Playwrights and director capture awards
In New York City on May 18, Rajiv Joseph (“Guards at the Taj,” seen at La Jolla Playhouse earlier this season) received an Obie Award for best new play for the work. Former Old Globe Shakespeare Festival Artistic Director Darko Tresnjak got an award for his off-Broadway direction of “The Killer” at Theatre for a New Audience. And playwright A. R. (Pete) Gurney, a great favorite at the Globe back in the day, received a lifetime achievement award. Our Utopia The Smithsonian magazine recently previewed a photographic book titled “Lost Utopias,” to be published this fall. Photographer Jade Doskow spent the better part of a decade traveling the world inspecting and photographing sites where millions of people went to world’s fairs. Some of us were among them, and others have since seen the structures. One is quite familiar. Of the 15 surviving world’s fair attractions in the Smithsonian, article two demand your attention – Buckminster Fuller’s Geodesic Dome, created for the 1967 World Exposition in Montreal, and the California Building, a survivor of the 1915 Panama-California Exposition in Balboa Park, now home to the Museum of Man. Free screening at the Globe
Monday, May 23, The Old Globe hosted a special screening of “The Citizen,” a film starring Egyptian actor Khaled Nabawy, the extraordinary actor who plays President Anwar Sadat in the Globe’s production of “Camp David,” which continues through June 19. Nabawy said that his wife calls Balboa Park “heaven.” We already know that. San Diego Youth Symphony gets $40,000 NEA grant
San Diego Youth Symphony is one of 11 local arts organizations that recently received grants from the National Endowment for the Arts. The grant (largest of 11) will support an effort to expand access to music education for public school students. The youth symphony plays its spring finale 2016 concert June 5 at Crill Hall, Pt. Loma Nazarene University, and June 11 and 12 at Jacobs Music Center’s Copley Symphony Hall. sdys.org or (619) 233-3232, ext. 115. Lenny
I’ve been researching Leonard Bernstein lately vis-à-vis Hershey Felder’s appearance as the iconic composer/conductor in “Maestro,” set for July 6 to 17 at San Diego Repertory Theatre. The New York Times announced May 25 that Hal Prince, 88, will stage Bernstein’s “Candide” at New York City Opera at the Rose Theatre at Jazz at Lincoln Center beginning Jan. 6. What a Prince!
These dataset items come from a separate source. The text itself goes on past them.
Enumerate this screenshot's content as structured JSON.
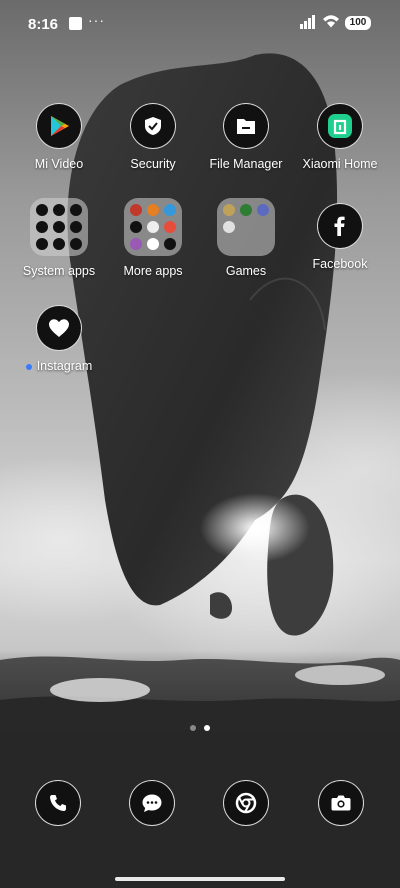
{
  "status_bar": {
    "time": "8:16",
    "overflow": "···",
    "battery": "100",
    "icons": [
      "notification-square-icon",
      "signal-icon",
      "wifi-icon",
      "battery-icon"
    ]
  },
  "apps": {
    "mi_video": "Mi Video",
    "security": "Security",
    "file_manager": "File Manager",
    "xiaomi_home": "Xiaomi Home",
    "system_apps": "System apps",
    "more_apps": "More apps",
    "games": "Games",
    "facebook": "Facebook",
    "instagram": "Instagram"
  },
  "pager": {
    "pages": 2,
    "current": 2
  },
  "dock": {
    "icons": [
      "phone-icon",
      "messages-icon",
      "chrome-icon",
      "camera-icon"
    ]
  },
  "colors": {
    "new_app_dot": "#3a7afe",
    "xiaomi_home_green": "#1fcf8e"
  }
}
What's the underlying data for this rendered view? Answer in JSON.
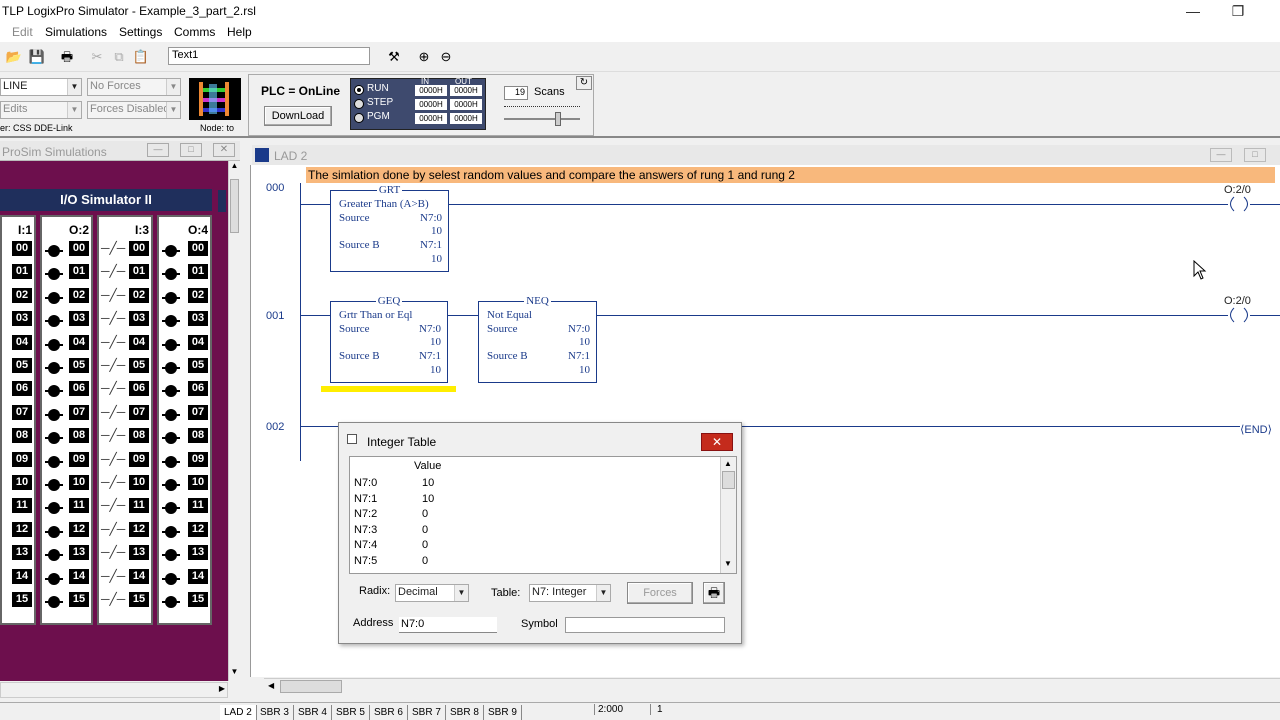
{
  "window": {
    "title": "TLP LogixPro Simulator  -  Example_3_part_2.rsl"
  },
  "menu": [
    "Edit",
    "Simulations",
    "Settings",
    "Comms",
    "Help"
  ],
  "toolbar": {
    "text_field": "Text1"
  },
  "controls": {
    "mode_combo": "LINE",
    "edits_combo": "Edits",
    "forces_combo": "No Forces",
    "forces_enable_combo": "Forces Disabled",
    "driver_label": "er: CSS DDE-Link",
    "node_label": "Node: to",
    "plc_status": "PLC = OnLine",
    "download_label": "DownLoad",
    "run_label": "RUN",
    "step_label": "STEP",
    "pgm_label": "PGM",
    "in_label": "IN",
    "out_label": "OUT",
    "io_values": [
      "0000H",
      "0000H",
      "0000H",
      "0000H",
      "0000H",
      "0000H"
    ],
    "scans_value": "19",
    "scans_label": "Scans"
  },
  "prosim": {
    "title": "ProSim Simulations",
    "io_title": "I/O Simulator II",
    "columns": [
      "I:1",
      "O:2",
      "I:3",
      "O:4"
    ],
    "rows": [
      "00",
      "01",
      "02",
      "03",
      "04",
      "05",
      "06",
      "07",
      "08",
      "09",
      "10",
      "11",
      "12",
      "13",
      "14",
      "15"
    ]
  },
  "ladder": {
    "title": "LAD 2",
    "comment": "The simlation done by selest random values and compare the answers of rung 1 and rung 2",
    "rungs": [
      "000",
      "001",
      "002"
    ],
    "grt": {
      "name": "GRT",
      "desc": "Greater Than (A>B)",
      "source": "Source",
      "source_addr": "N7:0",
      "source_val": "10",
      "sourceb": "Source B",
      "sourceb_addr": "N7:1",
      "sourceb_val": "10"
    },
    "geq": {
      "name": "GEQ",
      "desc": "Grtr Than or Eql",
      "source": "Source",
      "source_addr": "N7:0",
      "source_val": "10",
      "sourceb": "Source B",
      "sourceb_addr": "N7:1",
      "sourceb_val": "10"
    },
    "neq": {
      "name": "NEQ",
      "desc": "Not Equal",
      "source": "Source",
      "source_addr": "N7:0",
      "source_val": "10",
      "sourceb": "Source B",
      "sourceb_addr": "N7:1",
      "sourceb_val": "10"
    },
    "coil0": "O:2/0",
    "coil1": "O:2/0",
    "end": "END"
  },
  "int_table": {
    "title": "Integer Table",
    "col_header": "Value",
    "rows": [
      {
        "addr": "N7:0",
        "val": "10"
      },
      {
        "addr": "N7:1",
        "val": "10"
      },
      {
        "addr": "N7:2",
        "val": "0"
      },
      {
        "addr": "N7:3",
        "val": "0"
      },
      {
        "addr": "N7:4",
        "val": "0"
      },
      {
        "addr": "N7:5",
        "val": "0"
      }
    ],
    "radix_label": "Radix:",
    "radix_value": "Decimal",
    "table_label": "Table:",
    "table_value": "N7: Integer",
    "forces_label": "Forces",
    "address_label": "Address",
    "address_value": "N7:0",
    "symbol_label": "Symbol",
    "symbol_value": ""
  },
  "status": {
    "tabs": [
      "LAD 2",
      "SBR 3",
      "SBR 4",
      "SBR 5",
      "SBR 6",
      "SBR 7",
      "SBR 8",
      "SBR 9"
    ],
    "time": "2:000",
    "count": "1"
  },
  "colors": {
    "accent": "#1a3a8a",
    "prosim_bg": "#6d0f4d",
    "comment_bg": "#f8b87c",
    "highlight": "#ffee00"
  }
}
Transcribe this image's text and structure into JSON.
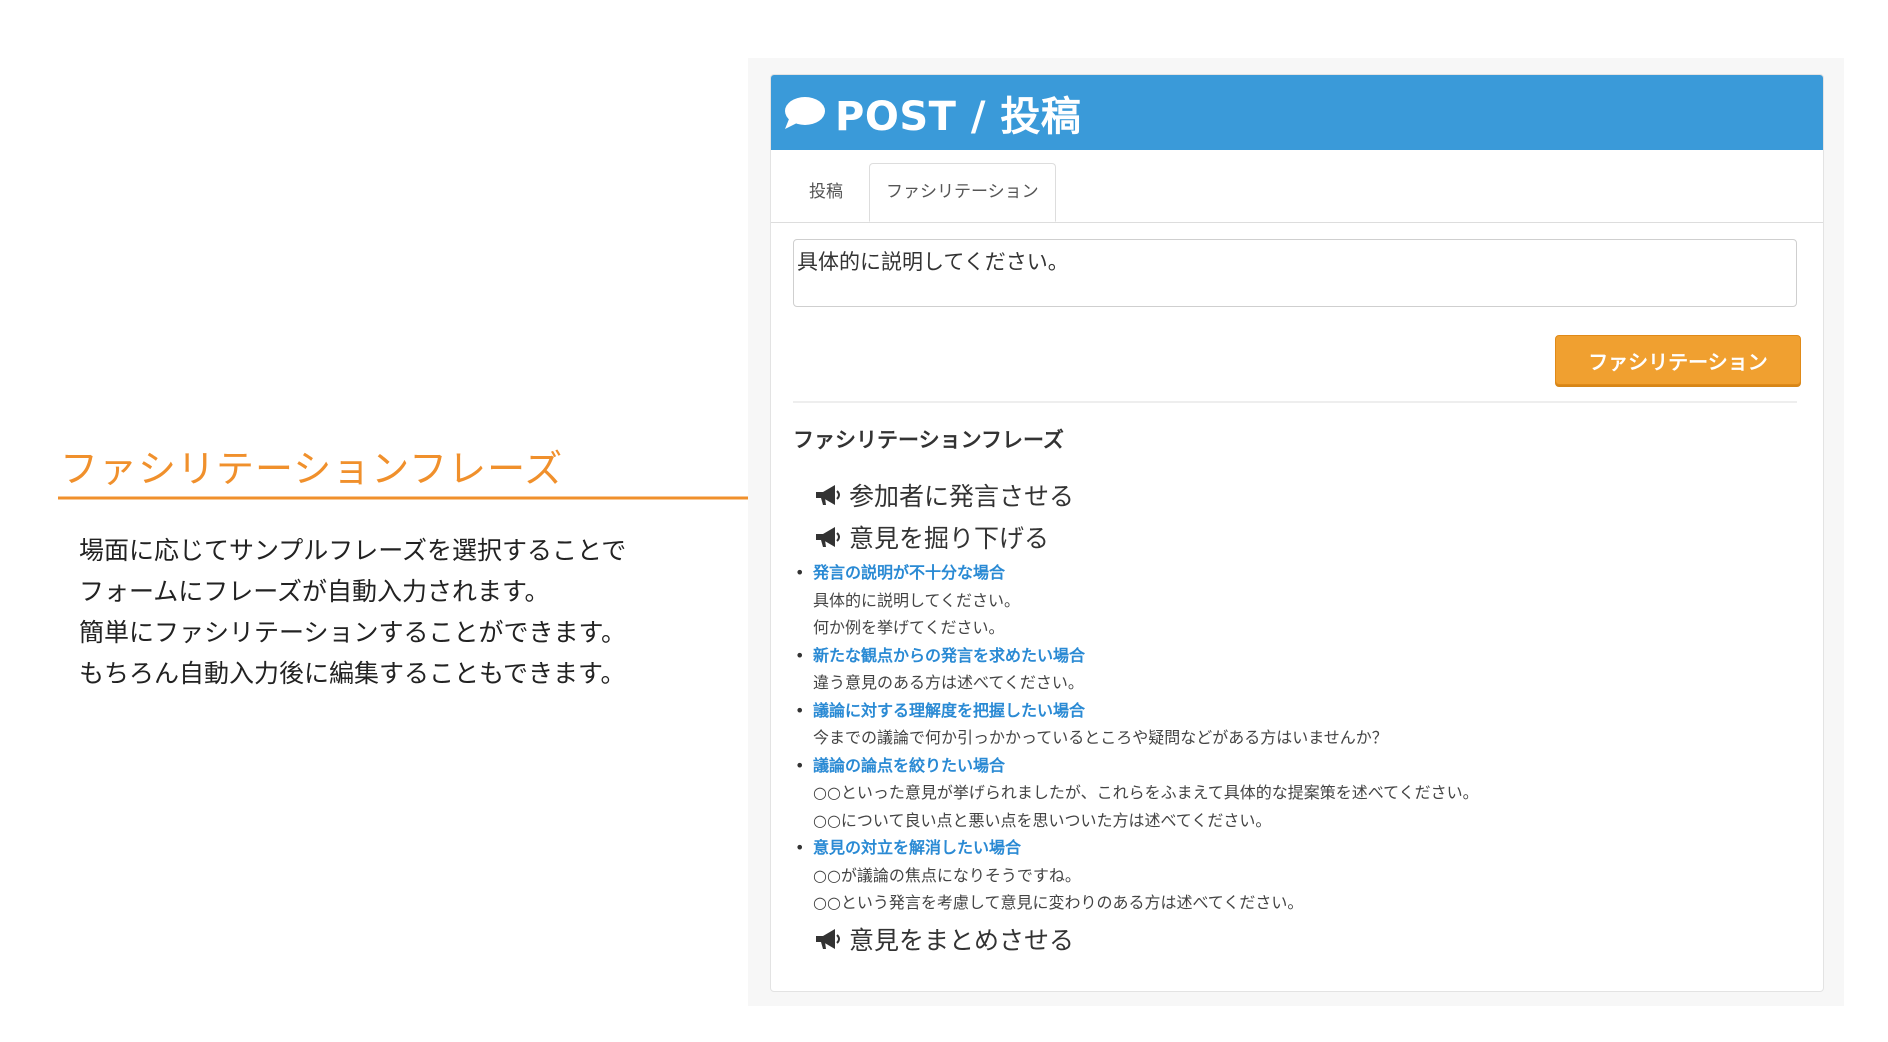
{
  "annotation": {
    "title": "ファシリテーションフレーズ",
    "description": [
      "場面に応じてサンプルフレーズを選択することで",
      "フォームにフレーズが自動入力されます。",
      "簡単にファシリテーションすることができます。",
      "もちろん自動入力後に編集することもできます。"
    ],
    "arrow_color": "#f0902c"
  },
  "panel": {
    "header_icon": "comment-icon",
    "header_title": "POST / 投稿",
    "header_color": "#3a9ad9",
    "tabs": [
      {
        "label": "投稿",
        "active": false
      },
      {
        "label": "ファシリテーション",
        "active": true
      }
    ],
    "textarea_value": "具体的に説明してください。",
    "submit_button": "ファシリテーション",
    "button_color": "#f0a030",
    "phrases_heading": "ファシリテーションフレーズ",
    "groups": [
      {
        "icon": "megaphone-icon",
        "label": "参加者に発言させる"
      },
      {
        "icon": "megaphone-icon",
        "label": "意見を掘り下げる"
      },
      {
        "icon": "megaphone-icon",
        "label": "意見をまとめさせる"
      }
    ],
    "situations": [
      {
        "label": "発言の説明が不十分な場合",
        "examples": [
          "具体的に説明してください。",
          "何か例を挙げてください。"
        ]
      },
      {
        "label": "新たな観点からの発言を求めたい場合",
        "examples": [
          "違う意見のある方は述べてください。"
        ]
      },
      {
        "label": "議論に対する理解度を把握したい場合",
        "examples": [
          "今までの議論で何か引っかかっているところや疑問などがある方はいませんか？"
        ]
      },
      {
        "label": "議論の論点を絞りたい場合",
        "examples": [
          "○○といった意見が挙げられましたが、これらをふまえて具体的な提案策を述べてください。",
          "○○について良い点と悪い点を思いついた方は述べてください。"
        ]
      },
      {
        "label": "意見の対立を解消したい場合",
        "examples": [
          "○○が議論の焦点になりそうですね。",
          "○○という発言を考慮して意見に変わりのある方は述べてください。"
        ]
      }
    ]
  }
}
Chamber Players
San Diego Symphony Chamber Players closed their season at Scripps Research Institute May 24 with special guest artist Jean-Yves Thibaudet, who joined players Anna Skálova, Yeh Shen, Chi-Yuan Chen and Chia-Ling Chien in a performance of Antonín Dvo?ák’s incomparable Piano Quintet No. 2 in A Major. Thibaudet, known early in his career for his red socks (not a glimpse of them Tuesday), is a model of facility and a most exciting pianist to lead this piano-driven quintet, a melodic times-two favorite of many people, including this listener. Déjà vu? Yes. The Mainly Mozart Spotlight Series opened Jan. 9 at Scripps, featuring the quintet as brilliantly played by Spotlight Series curator Anne-Marie McDermott and guest artists Geoff Nuttall, Amy Schwartz Moretti, Roberto Diaz and Christopher Constanza. The performances were different indeed, but each performance of the melodic work was played awesomely. Also featured in the May 24 program were violinists Kathryn Hatmaker and Caterina Longhi, who played Mozart’s String Duo No. 1 in G Major. Longi and Ethan Pernela (violas), Chia-Ling Chien (cello), Sarah Skuster (oboe) and Julie Smith Phillips (harp) played “lost” USSR-disapproved composer Nikolay Andreyevich Roslavets’ brief, impressionistic “Nocturne” from 1913.
San Diego Symphony should be proud indeed of the players fielded here. They hold their own compared with the international artists heard earlier. I overheard one excited audience member ask when the 2016-17 chamber series would be announced. The answer was “soon.” Look for it.